Bundeskartellamt approves creation of joint venture between thyssenkrupp Marine Systems GmbH and NVL B.V. & Co. KG in the context of the German Navy’s F127 defence project

02.09.2024

The Bundeskartellamt has today cleared under merger control rules the creation of a joint venture between thyssenkrupp Marine Systems GmbH (tkMS), an indirect wholly-owned subsidiary of thyssenkrupp AG, and NVL B.V. & Co. KG (NVL), a wholly-owned subsidiary of the Lürssen Group’s Lürssen Maritime Beteiligungen GmbH & Co. KG. Through this project company, tkMS and NVL intend to jointly apply for and implement the German Navy’s Fregatte 127 defence project (F127).

The German Navy’s Fregatte 127 defence project is to replace and expand the capabilities of the existing F124-class frigate. The project involves plans to design and build five frigates, with the option of a sixth one. The Federal Office of Bundeswehr Equipment, Information Technology and In-Service Support is planning to award the contract in mid-2025.

tkMS is in charge of all of thyssenkrupp’s naval shipbuilding. NVL specialises in the building and repair of naval ships. The naval shipbuilding market is characterised by major long-term contracts awarded through tenders. The two companies have already cooperated before, including when building the F125-class frigates.

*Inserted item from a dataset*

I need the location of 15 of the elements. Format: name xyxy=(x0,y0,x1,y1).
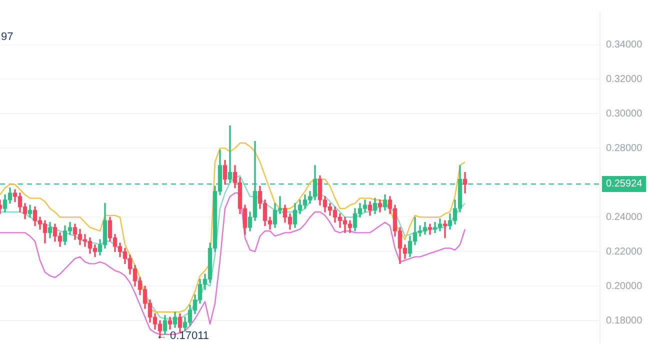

Andreas Mundt, President of the Bundeskartellamt: “In a market environment as unique as that of naval shipbuilding, creating joint ventures is a common and economically necessary practice. Due to the complexity and size of the projects, companies often have to pool their resources and expertise in order to meet the tenders’ demanding requirements. Working together as a team, which is the idea behind this concentration, also helps to ensure that such major projects can be realised at all.”

In the Bundeskartellamt’s view, the cooperation project does not raise any horizontal or vertical effects concerns. In fact, it is what makes it possible for the companies to submit an offer and was therefore cleared within the one-month deadline in the first phase of merger control.